With its planning application currently being assessed by council this proposed development comprises of 15 apartment style townhouses. Sitting on the fringe of the Ivanhoe Plaza shopping precinct, it forms part of the Darebin Station precinct. With a 13m preferred height limit, initial yield studies suggested that either an apartment building or a townhouse development were possible. Ultimately, we have arrived at a hybrid of the two- a vertical apartment. Oddly, the property has a registered covenant requiring any buildings to have a roof of slate or tiles, which was a precursor to the design response.
By employing a basement to park the cars underground we have avoided the endless row of garage doors that a typical row of townhouses creates. Once in the basement (unlike in a typical apartment building) each townhouse has its own secure garage and stair access directly into their townhouse.
Above ground the building itself has been conceived to read as a single building, and the external aesthetic has been sculpted to have the appearance and texture of a large house more so than an apartment building. In plan, the building has been extruded along the length of the site. The centre of the building has also been ‘opened up’ to create internal courtyards and solar access into the southern units. These units are further offset in plan to prevent internal overlooking between homes.
Another key design aspect borrowed from apartments has been to locate many of the outdoor living areas on the roof. This has created larger and more useable terraces with distant views and enhanced solar access. Planters have been employed to restrict overlooking onto adjacent properties and the terraces have been provided with shaded areas to allow use in mid-summer.

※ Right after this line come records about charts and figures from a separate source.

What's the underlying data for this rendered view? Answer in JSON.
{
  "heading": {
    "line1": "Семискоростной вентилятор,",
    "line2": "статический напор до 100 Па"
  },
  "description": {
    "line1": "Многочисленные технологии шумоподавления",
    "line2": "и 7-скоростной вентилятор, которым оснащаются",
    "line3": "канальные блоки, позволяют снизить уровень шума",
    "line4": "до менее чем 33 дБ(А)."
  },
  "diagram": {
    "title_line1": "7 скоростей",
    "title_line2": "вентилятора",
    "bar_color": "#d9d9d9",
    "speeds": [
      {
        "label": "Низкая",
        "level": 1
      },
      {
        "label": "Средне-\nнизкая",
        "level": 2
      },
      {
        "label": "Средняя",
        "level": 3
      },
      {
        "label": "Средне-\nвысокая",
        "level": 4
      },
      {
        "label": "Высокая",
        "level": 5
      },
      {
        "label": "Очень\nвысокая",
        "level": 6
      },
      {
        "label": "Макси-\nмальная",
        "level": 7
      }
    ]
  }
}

The building as a whole is created to have a distinctly domestic feel, both in the scale of the architectural elements and the texture of the materials utilised; being the face brick walls, timber cladding, planters and metal picket fencing. With its sections of transparency, solid and texture, typically flat walls are transformed to provide movement and visual interest down the length of the building. The pitched “skillion” style roof is reminiscent of the mid-century modern style so evident in this area. The building itself is richly dynamic in a modern vernacular whilst responsive to the surrounding history of the area and context.